We also extract the taxonomic information of these selected OTUs.
HFHS.tax_clrlasso <- taxonomy_HFHS[which(rownames(taxonomy_HFHS) %in%
HFHS.results_clrlasso$varSelect), ]
kable(HFHS.tax_clrlasso[ ,2:6], booktabs = T)
Phylum | Class | Order | Family | Genus | |
---|---|---|---|---|---|
192222 | Bacteroidetes | Bacteroidia | Bacteroidales | Prevotellaceae | |
290253 | Firmicutes | Clostridia | Clostridiales | Ruminococcaceae | Oscillospira |
261265 | Firmicutes | Clostridia | Clostridiales | Lachnospiraceae | |
1108745 | Firmicutes | Clostridia | Clostridiales | [Mogibacteriaceae] | |
462764 | Firmicutes | Clostridia | Clostridiales | Ruminococcaceae | Ruminococcus |
265322 | Bacteroidetes | Bacteroidia | Bacteroidales | S24-7 | |
400599 | Firmicutes | Clostridia | Clostridiales | ||
348038 | Bacteroidetes | Bacteroidia | Bacteroidales | S24-7 | |
401384 | Firmicutes | Clostridia | Clostridiales | Ruminococcaceae | Oscillospira |
300851 | Firmicutes | Clostridia | Clostridiales | Ruminococcaceae | Oscillospira |
References
Le Cessie, Saskia, and Johannes C Van Houwelingen. 1992. “Ridge Estimators in Logistic Regression.” Journal of the Royal Statistical Society: Series C (Applied Statistics) 41 (1). Wiley Online Library: 191–201.

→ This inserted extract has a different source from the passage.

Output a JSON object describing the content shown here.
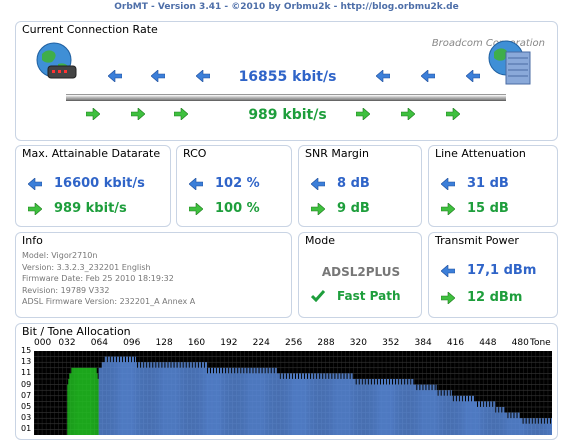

Rivera-Pinto, J, JJ Egozcue, Vera Pawlowsky-Glahn, Raul Paredes, Marc Noguera-Julian, and ML Calle. 2018. “Balances: A New Perspective for Microbiome Analysis.” MSystems 3 (4). Am Soc Microbiol: e00053–18.
Tibshirani, Robert. 1996. “Regression Shrinkage and Selection via the Lasso.” Journal of the Royal Statistical Society: Series B (Methodological) 58 (1). Wiley Online Library: 267–88.
Zou, Hui, and Trevor Hastie. 2005. “Regularization and Variable Selection via the Elastic Net.” Journal of the Royal Statistical Society: Series B (Statistical Methodology) 67 (2). Wiley Online Library: 301–20.